Em 1917, após a Revolução Russa, surge a União das Repúblicas Socialistas Soviéticas. Durante todo o século XX esse jovem país seria como uma força fantasmagórica pairando sobre o ocidente e o ameaçando.

Muitas vezes, porém, se ignora que no próprio território soviético a URSS foi um construto terrivelmente cruel. Especialmente entre 1922 e 1953- período em que Stálin foi o detentor do poder máximo na nação bolchevique. Não apenas aqueles envolvidos em atividades contrarrevolucionárias foram presos e mortos, mas também muitos militantes comunistas.
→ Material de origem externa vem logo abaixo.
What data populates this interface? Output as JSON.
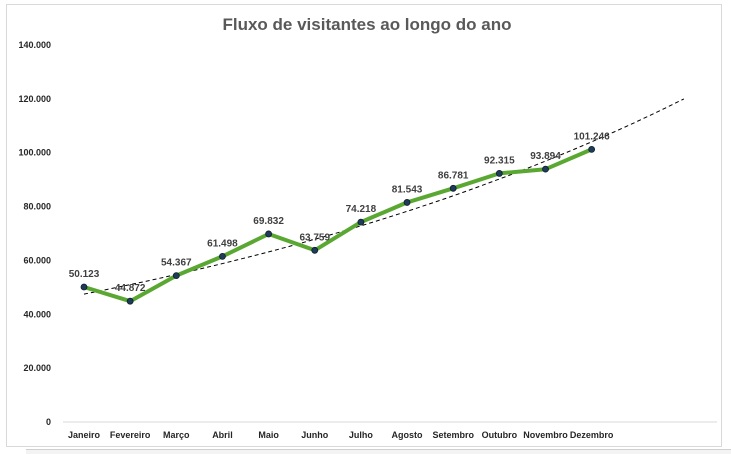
{
  "chart_data": {
    "type": "line",
    "title": "Fluxo de visitantes ao longo do ano",
    "xlabel": "",
    "ylabel": "",
    "categories": [
      "Janeiro",
      "Fevereiro",
      "Março",
      "Abril",
      "Maio",
      "Junho",
      "Julho",
      "Agosto",
      "Setembro",
      "Outubro",
      "Novembro",
      "Dezembro"
    ],
    "series": [
      {
        "values": [
          50123,
          44872,
          54367,
          61498,
          69832,
          63759,
          74218,
          81543,
          86781,
          92315,
          93894,
          101246
        ],
        "labels": [
          "50.123",
          "44.872",
          "54.367",
          "61.498",
          "69.832",
          "63.759",
          "74.218",
          "81.543",
          "86.781",
          "92.315",
          "93.894",
          "101.246"
        ],
        "color": "#5aa832",
        "marker_color": "#1f3b57"
      }
    ],
    "trendline": {
      "type": "exponential",
      "start": 47500,
      "end": 120000,
      "forward_periods": 2,
      "color": "#000000",
      "style": "dashed"
    },
    "ylim": [
      0,
      140000
    ],
    "yticks": [
      0,
      20000,
      40000,
      60000,
      80000,
      100000,
      120000,
      140000
    ],
    "ytick_labels": [
      "0",
      "20.000",
      "40.000",
      "60.000",
      "80.000",
      "100.000",
      "120.000",
      "140.000"
    ],
    "grid": false,
    "legend": "none"
  }
}
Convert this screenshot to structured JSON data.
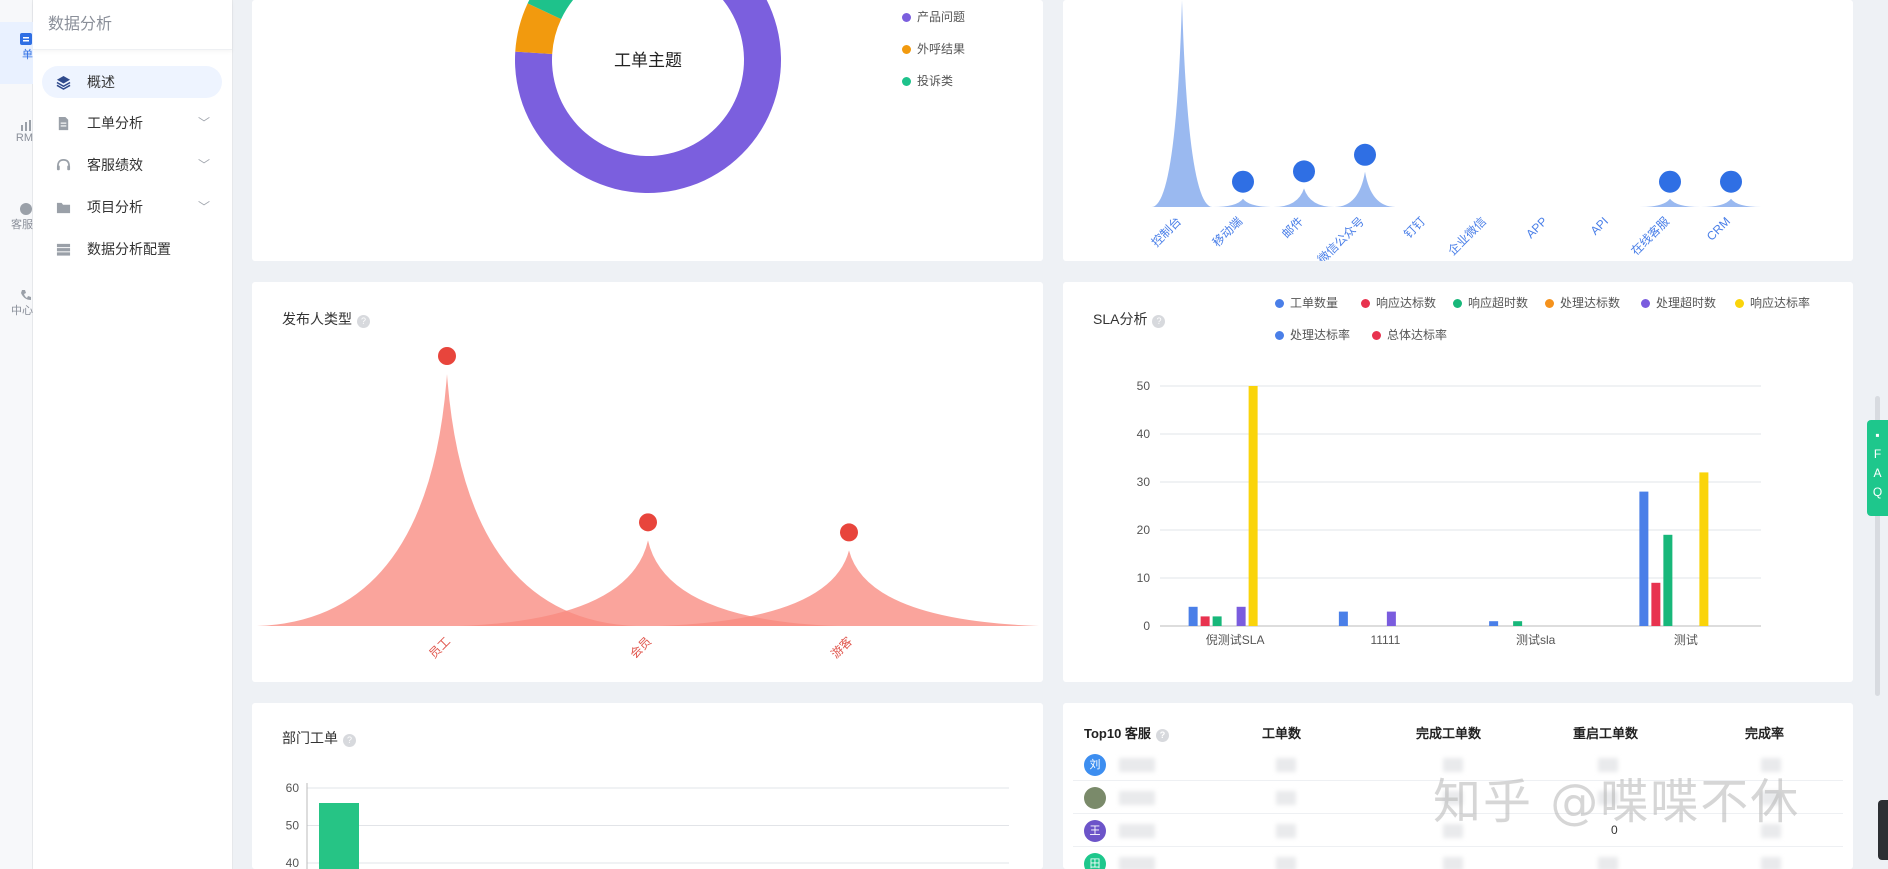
{
  "rail": {
    "items": [
      {
        "label": "单",
        "icon": "ticket-icon"
      },
      {
        "label": "RM",
        "icon": "crm-icon"
      },
      {
        "label": "客服",
        "icon": "chat-icon"
      },
      {
        "label": "中心",
        "icon": "call-center-icon"
      }
    ]
  },
  "sidebar": {
    "title": "数据分析",
    "items": [
      {
        "label": "概述"
      },
      {
        "label": "工单分析"
      },
      {
        "label": "客服绩效"
      },
      {
        "label": "项目分析"
      },
      {
        "label": "数据分析配置"
      }
    ]
  },
  "topic_card": {
    "center_label": "工单主题",
    "legend": [
      {
        "label": "产品问题",
        "color": "#7b5fde"
      },
      {
        "label": "外呼结果",
        "color": "#f29a0e"
      },
      {
        "label": "投诉类",
        "color": "#1ec28b"
      }
    ]
  },
  "channel_card": {
    "categories": [
      "控制台",
      "移动端",
      "邮件",
      "微信公众号",
      "钉钉",
      "企业微信",
      "APP",
      "API",
      "在线客服",
      "CRM"
    ]
  },
  "publisher_card": {
    "title": "发布人类型",
    "categories": [
      "员工",
      "会员",
      "游客"
    ],
    "color": "#f88a80"
  },
  "sla_card": {
    "title": "SLA分析",
    "legend": [
      {
        "label": "工单数量",
        "color": "#4a7fe8"
      },
      {
        "label": "响应达标数",
        "color": "#e8334f"
      },
      {
        "label": "响应超时数",
        "color": "#18b77a"
      },
      {
        "label": "处理达标数",
        "color": "#f5921d"
      },
      {
        "label": "处理超时数",
        "color": "#7a5cde"
      },
      {
        "label": "响应达标率",
        "color": "#fad40a"
      },
      {
        "label": "处理达标率",
        "color": "#4a7fe8"
      },
      {
        "label": "总体达标率",
        "color": "#e8334f"
      }
    ]
  },
  "dept_card": {
    "title": "部门工单"
  },
  "top10": {
    "headers": [
      "Top10 客服",
      "工单数",
      "完成工单数",
      "重启工单数",
      "完成率"
    ],
    "rows": [
      {
        "avatar": "刘",
        "color": "#3d8ef0",
        "restart": ""
      },
      {
        "avatar": "",
        "color": "#7a8a6a",
        "restart": ""
      },
      {
        "avatar": "王",
        "color": "#6c54c9",
        "restart": "0"
      },
      {
        "avatar": "田",
        "color": "#1ec78c",
        "restart": ""
      }
    ]
  },
  "watermark": "知乎 @喋喋不休",
  "faq": [
    "F",
    "A",
    "Q"
  ],
  "chart_data": [
    {
      "type": "pie",
      "labels": [
        "产品问题",
        "外呼结果",
        "投诉类"
      ],
      "values": [
        88,
        6,
        6
      ],
      "title": "工单主题"
    },
    {
      "type": "area",
      "categories": [
        "控制台",
        "移动端",
        "邮件",
        "微信公众号",
        "钉钉",
        "企业微信",
        "APP",
        "API",
        "在线客服",
        "CRM"
      ],
      "values": [
        100,
        4,
        9,
        17,
        0,
        0,
        0,
        0,
        4,
        4
      ]
    },
    {
      "type": "area",
      "title": "发布人类型",
      "categories": [
        "员工",
        "会员",
        "游客"
      ],
      "values": [
        100,
        34,
        30
      ]
    },
    {
      "type": "bar",
      "title": "SLA分析",
      "categories": [
        "倪测试SLA",
        "11111",
        "测试sla",
        "测试"
      ],
      "series": [
        {
          "name": "工单数量",
          "values": [
            4,
            3,
            1,
            28
          ]
        },
        {
          "name": "响应达标数",
          "values": [
            2,
            0,
            0,
            9
          ]
        },
        {
          "name": "响应超时数",
          "values": [
            2,
            0,
            1,
            19
          ]
        },
        {
          "name": "处理达标数",
          "values": [
            0,
            0,
            0,
            0
          ]
        },
        {
          "name": "处理超时数",
          "values": [
            4,
            3,
            0,
            0
          ]
        },
        {
          "name": "响应达标率",
          "values": [
            50,
            0,
            0,
            32
          ]
        },
        {
          "name": "处理达标率",
          "values": [
            0,
            0,
            0,
            0
          ]
        },
        {
          "name": "总体达标率",
          "values": [
            0,
            0,
            0,
            0
          ]
        }
      ],
      "yticks": [
        0,
        10,
        20,
        30,
        40,
        50
      ],
      "ylim": [
        0,
        50
      ]
    },
    {
      "type": "bar",
      "title": "部门工单",
      "categories": [
        ""
      ],
      "values": [
        56
      ],
      "yticks": [
        40,
        50,
        60
      ],
      "ylim": [
        0,
        60
      ]
    }
  ]
}
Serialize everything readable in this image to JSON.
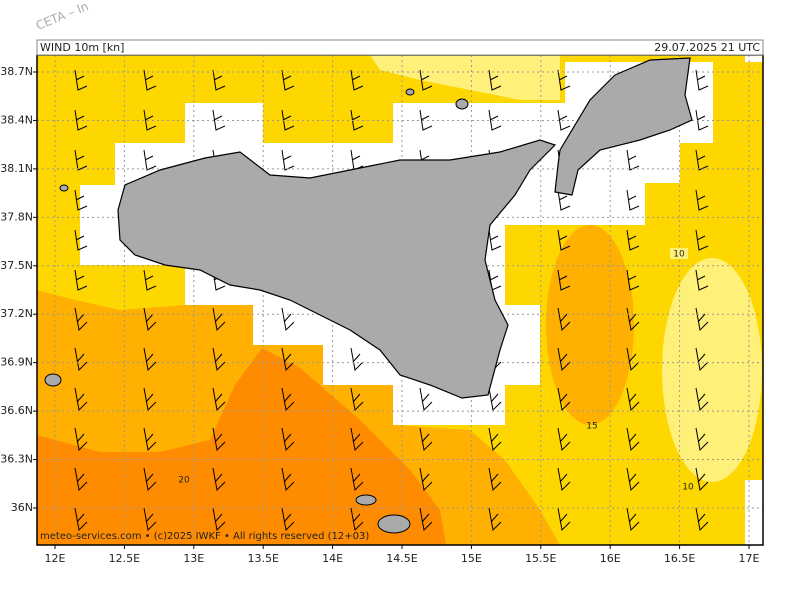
{
  "watermark": "CETA – In",
  "header": {
    "left": "WIND  10m  [kn]",
    "right": "29.07.2025  21  UTC"
  },
  "x_ticks": [
    {
      "value": 12,
      "label": "12E"
    },
    {
      "value": 12.5,
      "label": "12.5E"
    },
    {
      "value": 13,
      "label": "13E"
    },
    {
      "value": 13.5,
      "label": "13.5E"
    },
    {
      "value": 14,
      "label": "14E"
    },
    {
      "value": 14.5,
      "label": "14.5E"
    },
    {
      "value": 15,
      "label": "15E"
    },
    {
      "value": 15.5,
      "label": "15.5E"
    },
    {
      "value": 16,
      "label": "16E"
    },
    {
      "value": 16.5,
      "label": "16.5E"
    },
    {
      "value": 17,
      "label": "17E"
    }
  ],
  "y_ticks": [
    {
      "value": 36,
      "label": "36N"
    },
    {
      "value": 36.3,
      "label": "36.3N"
    },
    {
      "value": 36.6,
      "label": "36.6N"
    },
    {
      "value": 36.9,
      "label": "36.9N"
    },
    {
      "value": 37.2,
      "label": "37.2N"
    },
    {
      "value": 37.5,
      "label": "37.5N"
    },
    {
      "value": 37.8,
      "label": "37.8N"
    },
    {
      "value": 38.1,
      "label": "38.1N"
    },
    {
      "value": 38.4,
      "label": "38.4N"
    },
    {
      "value": 38.7,
      "label": "38.7N"
    }
  ],
  "contour_labels": [
    "10",
    "15",
    "20",
    "10"
  ],
  "footer": "meteo-services.com • (c)2025 IWKF • All rights reserved (12+03)"
}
A linha do stalinismo era ao mesmo tempo rígida e tênue, e não aceitava alguns modos de ser comunista- o que causou aproximadamente 700 mil mortes, além das deportações e prisões.

Apesar de ser apenas uma criança na época, o escritor iugoslavo (ou sérvio, se considerarmos o quesito geográfico apenas- política e culturalmente, porém, ele é herança dupla dos quatro ou cinco países que surgiram dos despojos dos domínios do Marechal Tito) descreve esse período com um rico detalhamento em seu Um túmulo para Boris Davidovitch.

São sete capítulos (contos, talvez) em que ele explora as biografias reais de figuras relegadas ao ocaso pela história, mas que, não fossem ter sido escolhidas- de maneira mais ou menos arbitrária pelo regime- para a execução em nome de um ‘bem maior’.

Seis, na verdade: um dos capítulos, Cães e livros, nos leva não ao leste europeu da primeira metade do século XX, mas à França em 1330. Esse capítulo, porém, liga-se ao anterior- que carrega o mesmo título do livro- evocando provando a teoria de Borges sobre a repetição cíclica da história: Boris Davidovitch Novski e Baruch David Neumann eram ambos judeus e foram perseguidos com base em sua inquebrantável força de vontade e indisposição para assinar em baixo de algo com o qual não concordavam. Foram, além disso, presos exatamente no mesmo dia, com seiscentos anos de diferença.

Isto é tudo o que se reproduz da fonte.